This year's Nobel Peace Prize winner, Iranian lawyer and human rights advocate Shirin Ebadi, is urging the Iranian government to respect human rights and to release all political prisoners. Ms. Ebadi, who won the Nobel Prize for her work on behalf of women and children, said respect for human rights is not incompatible with Islam.
Ms. Ebadi is the first Muslim woman and the first Iranian to win the Nobel Peace Prize. Speaking in Farsi, she told a packed news conference in Paris she was shocked when she heard the news from a friend.
Ms. Ebadi said the prize belongs to every fighter for human rights, freedom and democracy in Iran. She says all those jailed in Iranian prisons for speaking their minds should be freed.

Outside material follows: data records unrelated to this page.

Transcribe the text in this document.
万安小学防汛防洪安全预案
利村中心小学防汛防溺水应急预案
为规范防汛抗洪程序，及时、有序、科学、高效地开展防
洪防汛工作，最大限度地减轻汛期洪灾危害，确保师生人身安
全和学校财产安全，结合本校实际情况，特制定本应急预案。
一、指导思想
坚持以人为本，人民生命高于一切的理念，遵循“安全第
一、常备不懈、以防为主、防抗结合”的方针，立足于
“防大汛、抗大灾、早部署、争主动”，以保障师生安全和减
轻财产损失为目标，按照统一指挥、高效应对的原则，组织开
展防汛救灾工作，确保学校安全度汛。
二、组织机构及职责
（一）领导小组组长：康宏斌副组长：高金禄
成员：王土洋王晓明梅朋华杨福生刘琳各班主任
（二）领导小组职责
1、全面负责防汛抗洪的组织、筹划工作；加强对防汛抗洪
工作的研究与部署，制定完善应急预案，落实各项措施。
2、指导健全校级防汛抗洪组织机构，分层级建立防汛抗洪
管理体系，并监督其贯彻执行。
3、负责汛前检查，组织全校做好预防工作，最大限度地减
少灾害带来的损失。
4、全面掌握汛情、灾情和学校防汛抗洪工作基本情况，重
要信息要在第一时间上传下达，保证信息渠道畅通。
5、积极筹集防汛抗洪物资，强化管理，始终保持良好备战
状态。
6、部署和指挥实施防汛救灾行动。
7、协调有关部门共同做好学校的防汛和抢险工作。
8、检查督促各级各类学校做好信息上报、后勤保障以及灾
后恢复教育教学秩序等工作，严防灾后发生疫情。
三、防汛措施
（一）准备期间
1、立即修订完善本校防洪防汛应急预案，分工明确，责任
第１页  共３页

Ms. Ebadi became one of Iran's first female judges in 1974, at just 37-years-old. But she was forced to quit her position after the country's 1979 revolution, which ushered a hard-line Islamic government into power. She has since dedicated her career to fighting for the rights of Iran's women and children.

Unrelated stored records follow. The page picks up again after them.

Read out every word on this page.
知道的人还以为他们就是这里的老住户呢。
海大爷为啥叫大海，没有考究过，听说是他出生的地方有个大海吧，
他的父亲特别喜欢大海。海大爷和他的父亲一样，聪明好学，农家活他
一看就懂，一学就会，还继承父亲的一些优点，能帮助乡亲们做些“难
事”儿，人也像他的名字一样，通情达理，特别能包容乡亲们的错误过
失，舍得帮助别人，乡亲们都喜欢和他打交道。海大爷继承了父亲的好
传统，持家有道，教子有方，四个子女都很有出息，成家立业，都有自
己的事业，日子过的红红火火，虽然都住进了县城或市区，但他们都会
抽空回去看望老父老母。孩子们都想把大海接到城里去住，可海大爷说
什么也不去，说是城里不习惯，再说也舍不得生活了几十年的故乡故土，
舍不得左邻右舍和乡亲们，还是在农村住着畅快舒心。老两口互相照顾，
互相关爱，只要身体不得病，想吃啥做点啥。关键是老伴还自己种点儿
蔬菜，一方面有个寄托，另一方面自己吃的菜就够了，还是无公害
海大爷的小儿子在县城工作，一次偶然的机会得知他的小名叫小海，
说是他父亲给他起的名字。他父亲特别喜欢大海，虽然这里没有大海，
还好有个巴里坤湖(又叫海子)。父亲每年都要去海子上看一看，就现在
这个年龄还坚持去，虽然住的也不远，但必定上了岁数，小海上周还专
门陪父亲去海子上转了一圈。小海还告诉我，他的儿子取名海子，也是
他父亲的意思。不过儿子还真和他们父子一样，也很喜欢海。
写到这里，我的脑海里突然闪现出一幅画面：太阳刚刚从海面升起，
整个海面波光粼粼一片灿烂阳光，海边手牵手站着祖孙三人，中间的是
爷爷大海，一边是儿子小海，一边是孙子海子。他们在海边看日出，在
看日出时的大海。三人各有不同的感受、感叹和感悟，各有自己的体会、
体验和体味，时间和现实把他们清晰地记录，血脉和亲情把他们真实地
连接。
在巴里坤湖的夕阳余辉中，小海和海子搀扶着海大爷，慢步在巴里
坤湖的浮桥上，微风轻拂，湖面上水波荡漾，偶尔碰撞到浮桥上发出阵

Karim Lahidji, president of the Paris-based League for Defending Human Rights in Iran, told French radio that millions of Iranians were quietly cheering Ms. Ebadi's Nobel Prize.
Mr. Lahidji said Ms. Ebadi had been imprisoned in Iran for her beliefs. He described her peace prize as a victory for Iranian women and for the country as a whole.
Besides denouncing the lack of free speech and women's rights in Iran, Ms. Ebadi also criticized the lack of democracy in many Muslim countries where, she said, "human rights were violated in the name of Islam."
But, in a few rare words of English, she said conditions following the U.S.-led wars in Iraq and Afghanistan were no better. In those countries, she said, people lacked basic needs, not just human rights.
"In Iraq and Afghanistan, especially in Iraq, people don't have water and electricity," she said. "And it is very important for people. How can you talk about human rights, about freedom, about democracy?"
She said the Nobel Prize gave her more energy to continue her campaign.